TRA NICCHIA E GRANDE PUBBLICO, IL BIVIO DELL’ARTE CONTEMPORANEA

02/07/2015

Arte Contemporanea



Sono mesi di intenso dibattito nel mondo dell’arte contemporanea: due curatori di livello mondiale – Klaus Biesenbach e Jeffrey Deitch – sono “sotto accusa” per aver portato all’interno di istituzioni museali leggendarie come il MoCA di Los Angeles e il MoMA di New York, mostre troppo lontane dallo spirito del luogo. Troppo contaminate con altri mondi, come nel caso della mostra di Bjork voluta proprio da Biesenbach nel prestigioso museo di New York, o con James Franco, cui Deitch diede ampio spazio a Los Angeles.

Deitch ha difeso con orgoglio le scelte del collega, affini alle proprie, spiegando che l’élite accademica non può più permettersi di decidere cosa dare al pubblico e soprattutto che questo pubblico è affamato di un’arte il più possibile contaminata, un’arte cross-over.
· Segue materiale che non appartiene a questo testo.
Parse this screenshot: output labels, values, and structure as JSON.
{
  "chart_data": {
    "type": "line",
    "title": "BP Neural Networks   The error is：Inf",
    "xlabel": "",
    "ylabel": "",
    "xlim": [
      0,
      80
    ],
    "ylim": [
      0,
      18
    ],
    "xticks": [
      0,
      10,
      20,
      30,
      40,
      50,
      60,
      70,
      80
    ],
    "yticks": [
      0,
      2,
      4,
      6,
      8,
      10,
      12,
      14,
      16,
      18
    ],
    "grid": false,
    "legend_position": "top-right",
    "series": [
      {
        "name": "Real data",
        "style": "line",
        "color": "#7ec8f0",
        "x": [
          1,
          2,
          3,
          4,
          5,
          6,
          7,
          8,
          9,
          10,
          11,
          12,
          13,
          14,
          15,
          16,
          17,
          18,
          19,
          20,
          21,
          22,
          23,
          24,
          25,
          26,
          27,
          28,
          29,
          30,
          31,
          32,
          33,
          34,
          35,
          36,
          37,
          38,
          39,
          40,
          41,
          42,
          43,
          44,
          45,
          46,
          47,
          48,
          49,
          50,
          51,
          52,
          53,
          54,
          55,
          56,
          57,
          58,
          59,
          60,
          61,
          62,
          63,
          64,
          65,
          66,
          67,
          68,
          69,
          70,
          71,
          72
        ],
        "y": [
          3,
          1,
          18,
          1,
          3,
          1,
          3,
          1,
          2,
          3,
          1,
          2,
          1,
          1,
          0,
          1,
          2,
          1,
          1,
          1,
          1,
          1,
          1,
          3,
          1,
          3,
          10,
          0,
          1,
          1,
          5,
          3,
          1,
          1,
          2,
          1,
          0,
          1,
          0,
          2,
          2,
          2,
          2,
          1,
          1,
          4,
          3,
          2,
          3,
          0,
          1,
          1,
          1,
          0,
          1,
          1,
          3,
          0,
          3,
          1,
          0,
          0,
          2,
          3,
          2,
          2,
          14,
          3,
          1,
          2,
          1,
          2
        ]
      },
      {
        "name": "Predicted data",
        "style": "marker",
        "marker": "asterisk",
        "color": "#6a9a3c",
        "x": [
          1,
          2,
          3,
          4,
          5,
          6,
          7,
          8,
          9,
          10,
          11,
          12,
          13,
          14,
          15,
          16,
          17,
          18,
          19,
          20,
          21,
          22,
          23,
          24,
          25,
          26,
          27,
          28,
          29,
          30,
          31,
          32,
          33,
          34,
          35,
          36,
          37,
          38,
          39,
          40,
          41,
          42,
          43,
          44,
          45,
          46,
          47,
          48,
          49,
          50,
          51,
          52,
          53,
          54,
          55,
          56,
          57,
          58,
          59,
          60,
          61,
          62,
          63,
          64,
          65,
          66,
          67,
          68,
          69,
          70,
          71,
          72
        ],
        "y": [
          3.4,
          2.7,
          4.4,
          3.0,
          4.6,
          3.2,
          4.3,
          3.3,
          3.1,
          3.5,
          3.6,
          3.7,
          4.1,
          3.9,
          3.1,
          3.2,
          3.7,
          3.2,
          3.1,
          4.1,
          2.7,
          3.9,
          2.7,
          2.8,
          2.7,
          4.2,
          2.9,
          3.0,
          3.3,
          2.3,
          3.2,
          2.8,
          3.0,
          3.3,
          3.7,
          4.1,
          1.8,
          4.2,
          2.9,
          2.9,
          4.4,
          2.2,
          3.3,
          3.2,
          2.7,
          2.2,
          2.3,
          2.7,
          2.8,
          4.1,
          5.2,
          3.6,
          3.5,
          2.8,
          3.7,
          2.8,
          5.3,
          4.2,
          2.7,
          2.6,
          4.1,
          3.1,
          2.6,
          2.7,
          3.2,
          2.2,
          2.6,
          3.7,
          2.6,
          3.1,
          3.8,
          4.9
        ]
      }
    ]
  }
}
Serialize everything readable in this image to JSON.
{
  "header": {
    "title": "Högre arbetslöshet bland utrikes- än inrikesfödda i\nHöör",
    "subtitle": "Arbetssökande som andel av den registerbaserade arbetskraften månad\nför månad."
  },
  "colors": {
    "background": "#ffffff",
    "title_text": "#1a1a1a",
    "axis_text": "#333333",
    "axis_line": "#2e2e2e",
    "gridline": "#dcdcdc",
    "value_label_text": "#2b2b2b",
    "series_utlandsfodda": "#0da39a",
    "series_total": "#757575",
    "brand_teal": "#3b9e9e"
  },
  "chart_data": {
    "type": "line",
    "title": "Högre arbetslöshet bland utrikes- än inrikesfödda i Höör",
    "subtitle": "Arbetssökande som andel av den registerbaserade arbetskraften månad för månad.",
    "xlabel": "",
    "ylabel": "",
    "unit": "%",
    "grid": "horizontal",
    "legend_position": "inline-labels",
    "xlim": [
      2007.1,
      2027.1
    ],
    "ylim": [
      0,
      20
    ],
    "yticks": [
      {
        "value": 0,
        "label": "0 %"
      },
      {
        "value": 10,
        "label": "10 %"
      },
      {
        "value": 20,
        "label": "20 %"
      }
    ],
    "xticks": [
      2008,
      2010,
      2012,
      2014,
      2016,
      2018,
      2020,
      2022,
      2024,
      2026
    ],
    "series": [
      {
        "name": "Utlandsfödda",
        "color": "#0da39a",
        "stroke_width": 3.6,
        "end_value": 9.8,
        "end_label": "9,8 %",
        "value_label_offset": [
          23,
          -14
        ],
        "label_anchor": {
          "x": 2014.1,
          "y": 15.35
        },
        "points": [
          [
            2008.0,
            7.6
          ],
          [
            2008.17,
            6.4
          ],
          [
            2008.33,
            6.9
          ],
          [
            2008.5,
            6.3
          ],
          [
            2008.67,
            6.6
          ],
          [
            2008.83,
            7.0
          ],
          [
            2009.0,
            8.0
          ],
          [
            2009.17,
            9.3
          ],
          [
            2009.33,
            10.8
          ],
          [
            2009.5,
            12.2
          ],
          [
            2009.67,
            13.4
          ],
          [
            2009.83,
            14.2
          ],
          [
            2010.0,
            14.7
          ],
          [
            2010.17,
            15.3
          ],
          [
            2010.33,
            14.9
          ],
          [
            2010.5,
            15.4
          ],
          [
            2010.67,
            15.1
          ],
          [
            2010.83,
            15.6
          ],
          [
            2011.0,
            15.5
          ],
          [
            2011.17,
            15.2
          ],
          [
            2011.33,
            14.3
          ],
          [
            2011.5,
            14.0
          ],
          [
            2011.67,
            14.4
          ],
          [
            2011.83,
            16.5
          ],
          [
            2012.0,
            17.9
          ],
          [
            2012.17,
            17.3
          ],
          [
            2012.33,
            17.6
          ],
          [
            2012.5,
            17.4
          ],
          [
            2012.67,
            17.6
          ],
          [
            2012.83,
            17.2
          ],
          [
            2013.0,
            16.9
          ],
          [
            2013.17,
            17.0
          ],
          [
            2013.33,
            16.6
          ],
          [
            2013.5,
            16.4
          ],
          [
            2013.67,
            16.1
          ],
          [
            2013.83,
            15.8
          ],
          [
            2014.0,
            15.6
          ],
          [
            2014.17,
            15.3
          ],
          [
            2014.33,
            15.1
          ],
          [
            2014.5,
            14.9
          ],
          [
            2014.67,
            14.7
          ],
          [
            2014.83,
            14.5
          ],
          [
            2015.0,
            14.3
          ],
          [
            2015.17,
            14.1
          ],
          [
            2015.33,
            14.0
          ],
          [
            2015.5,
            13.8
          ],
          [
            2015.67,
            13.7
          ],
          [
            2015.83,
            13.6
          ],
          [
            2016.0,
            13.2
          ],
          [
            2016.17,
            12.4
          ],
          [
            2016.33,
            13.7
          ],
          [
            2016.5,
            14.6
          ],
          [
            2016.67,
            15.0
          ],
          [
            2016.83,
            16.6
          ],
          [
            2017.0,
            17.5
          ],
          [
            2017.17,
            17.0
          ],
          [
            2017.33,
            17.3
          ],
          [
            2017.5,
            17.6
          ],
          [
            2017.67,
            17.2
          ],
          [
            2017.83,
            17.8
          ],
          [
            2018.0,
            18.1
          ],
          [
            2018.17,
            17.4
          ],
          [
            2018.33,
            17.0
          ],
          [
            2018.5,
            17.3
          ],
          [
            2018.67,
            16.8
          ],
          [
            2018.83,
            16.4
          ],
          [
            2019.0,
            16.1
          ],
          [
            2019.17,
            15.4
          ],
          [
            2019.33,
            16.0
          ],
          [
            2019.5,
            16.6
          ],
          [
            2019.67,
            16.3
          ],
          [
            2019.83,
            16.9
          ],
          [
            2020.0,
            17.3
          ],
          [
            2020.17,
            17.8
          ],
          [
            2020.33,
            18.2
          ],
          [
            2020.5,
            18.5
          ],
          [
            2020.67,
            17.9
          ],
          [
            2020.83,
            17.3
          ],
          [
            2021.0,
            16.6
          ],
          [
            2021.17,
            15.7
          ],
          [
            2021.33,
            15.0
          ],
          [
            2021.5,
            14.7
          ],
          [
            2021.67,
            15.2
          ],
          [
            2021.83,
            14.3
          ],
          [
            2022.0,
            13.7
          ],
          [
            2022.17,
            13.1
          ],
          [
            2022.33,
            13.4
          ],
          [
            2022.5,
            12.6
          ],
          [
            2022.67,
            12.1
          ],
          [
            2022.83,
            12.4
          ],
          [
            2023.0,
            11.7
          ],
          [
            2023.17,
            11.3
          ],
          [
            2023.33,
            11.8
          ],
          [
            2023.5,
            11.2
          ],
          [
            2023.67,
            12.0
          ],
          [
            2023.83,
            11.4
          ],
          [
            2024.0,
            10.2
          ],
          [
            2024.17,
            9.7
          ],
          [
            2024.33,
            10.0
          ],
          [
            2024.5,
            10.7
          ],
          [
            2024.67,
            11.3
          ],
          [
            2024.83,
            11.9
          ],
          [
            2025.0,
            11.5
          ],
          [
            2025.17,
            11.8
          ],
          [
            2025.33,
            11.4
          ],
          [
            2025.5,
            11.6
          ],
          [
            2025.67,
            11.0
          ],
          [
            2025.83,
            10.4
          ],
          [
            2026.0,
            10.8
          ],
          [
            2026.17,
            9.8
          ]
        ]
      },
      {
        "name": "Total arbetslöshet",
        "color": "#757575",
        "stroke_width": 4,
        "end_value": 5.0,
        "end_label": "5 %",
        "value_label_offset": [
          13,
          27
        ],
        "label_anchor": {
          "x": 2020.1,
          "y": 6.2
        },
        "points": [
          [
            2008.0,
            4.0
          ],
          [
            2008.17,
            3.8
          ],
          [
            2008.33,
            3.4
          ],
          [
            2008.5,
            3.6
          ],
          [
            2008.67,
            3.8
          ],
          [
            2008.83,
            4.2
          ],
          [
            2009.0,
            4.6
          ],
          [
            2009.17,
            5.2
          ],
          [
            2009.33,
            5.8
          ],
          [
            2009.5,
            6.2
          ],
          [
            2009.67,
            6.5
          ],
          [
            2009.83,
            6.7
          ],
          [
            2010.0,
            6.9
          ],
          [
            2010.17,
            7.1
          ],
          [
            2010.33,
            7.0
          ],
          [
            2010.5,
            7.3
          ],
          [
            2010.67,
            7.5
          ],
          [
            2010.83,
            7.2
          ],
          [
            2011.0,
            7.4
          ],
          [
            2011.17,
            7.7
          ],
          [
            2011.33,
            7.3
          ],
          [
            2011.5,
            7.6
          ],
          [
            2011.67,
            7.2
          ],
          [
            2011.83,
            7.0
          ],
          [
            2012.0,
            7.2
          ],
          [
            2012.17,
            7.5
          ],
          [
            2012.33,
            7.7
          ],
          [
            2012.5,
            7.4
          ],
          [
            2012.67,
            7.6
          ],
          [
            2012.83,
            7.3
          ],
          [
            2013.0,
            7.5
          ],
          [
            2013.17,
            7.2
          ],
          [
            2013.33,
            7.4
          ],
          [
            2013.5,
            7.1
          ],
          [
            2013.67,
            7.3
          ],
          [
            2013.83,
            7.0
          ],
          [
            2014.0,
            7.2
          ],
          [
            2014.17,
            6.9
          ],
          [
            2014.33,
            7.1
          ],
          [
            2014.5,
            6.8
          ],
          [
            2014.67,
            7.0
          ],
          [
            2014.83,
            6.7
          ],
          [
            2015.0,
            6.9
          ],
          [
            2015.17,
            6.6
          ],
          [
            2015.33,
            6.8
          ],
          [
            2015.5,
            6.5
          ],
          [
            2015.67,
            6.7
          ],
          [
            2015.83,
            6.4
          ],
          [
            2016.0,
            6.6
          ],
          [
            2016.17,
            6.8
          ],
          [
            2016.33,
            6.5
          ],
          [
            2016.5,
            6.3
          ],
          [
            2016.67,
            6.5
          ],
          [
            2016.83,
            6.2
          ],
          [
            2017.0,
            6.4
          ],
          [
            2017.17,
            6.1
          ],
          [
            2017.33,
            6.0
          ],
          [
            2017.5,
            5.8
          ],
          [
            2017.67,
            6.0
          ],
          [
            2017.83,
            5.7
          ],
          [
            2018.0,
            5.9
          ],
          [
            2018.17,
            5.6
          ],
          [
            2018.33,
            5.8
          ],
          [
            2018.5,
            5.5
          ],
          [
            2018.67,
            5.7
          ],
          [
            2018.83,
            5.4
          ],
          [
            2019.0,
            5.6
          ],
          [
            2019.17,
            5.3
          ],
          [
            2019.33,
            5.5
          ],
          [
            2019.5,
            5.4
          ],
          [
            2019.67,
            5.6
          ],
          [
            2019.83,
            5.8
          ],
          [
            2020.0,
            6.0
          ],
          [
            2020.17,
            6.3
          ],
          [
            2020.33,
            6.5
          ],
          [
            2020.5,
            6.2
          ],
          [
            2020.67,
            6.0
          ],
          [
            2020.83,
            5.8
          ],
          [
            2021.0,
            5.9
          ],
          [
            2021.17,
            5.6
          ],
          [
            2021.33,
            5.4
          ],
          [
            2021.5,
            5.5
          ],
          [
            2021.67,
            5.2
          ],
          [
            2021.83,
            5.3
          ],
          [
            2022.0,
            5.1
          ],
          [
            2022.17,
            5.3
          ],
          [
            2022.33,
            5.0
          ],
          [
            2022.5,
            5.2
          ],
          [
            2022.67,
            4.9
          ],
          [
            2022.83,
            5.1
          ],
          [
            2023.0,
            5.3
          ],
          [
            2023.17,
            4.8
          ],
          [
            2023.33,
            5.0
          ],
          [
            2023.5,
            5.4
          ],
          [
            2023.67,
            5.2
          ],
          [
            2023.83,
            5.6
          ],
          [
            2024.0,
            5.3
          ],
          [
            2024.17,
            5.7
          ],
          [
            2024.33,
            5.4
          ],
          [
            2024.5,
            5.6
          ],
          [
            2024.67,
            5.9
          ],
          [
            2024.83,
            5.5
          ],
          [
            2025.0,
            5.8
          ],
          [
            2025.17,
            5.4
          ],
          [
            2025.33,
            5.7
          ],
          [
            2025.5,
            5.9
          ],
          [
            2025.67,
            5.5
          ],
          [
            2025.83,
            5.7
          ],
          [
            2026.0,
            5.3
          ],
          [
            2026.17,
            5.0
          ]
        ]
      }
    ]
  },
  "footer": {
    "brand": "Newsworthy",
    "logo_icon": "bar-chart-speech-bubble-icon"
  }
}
L’eco del “fallimento” di Biesenbach al MoMA di New York ha fatto il giro del mondo, con tanto di divertite ricostruzioni dell’anteprima con Bjork riservata ai membri dei trustee del museo. Un club di finanziatori per entrare nel quale bisogna sborsare circa 7 milioni di dollari, dove qualcuno dei pochi presenti all’anteprima ha definito l’allestimento di Bjork simile a “un nightclub di Ibiza”. In uno dei musei più importanti al mondo.

Qual è la soluzione quindi? Alzare muri non è mai una buona soluzione. Tra capacità di allestire mostre accessibili al grande pubblico e banalizzare i contenuti ci sono infinite sfumature, e ogni scelta ha i suoi pro e contro. Ed è un dilemma difficile, anche per un’istituzione museale da sempre aperta alle contaminazioni come il MoMA. Costretto, malgrado la posizione, a scontrarsi con un mondo dell’arte solo in apparenza aperto all’innovazione: ma più spesso decisamente conservatore.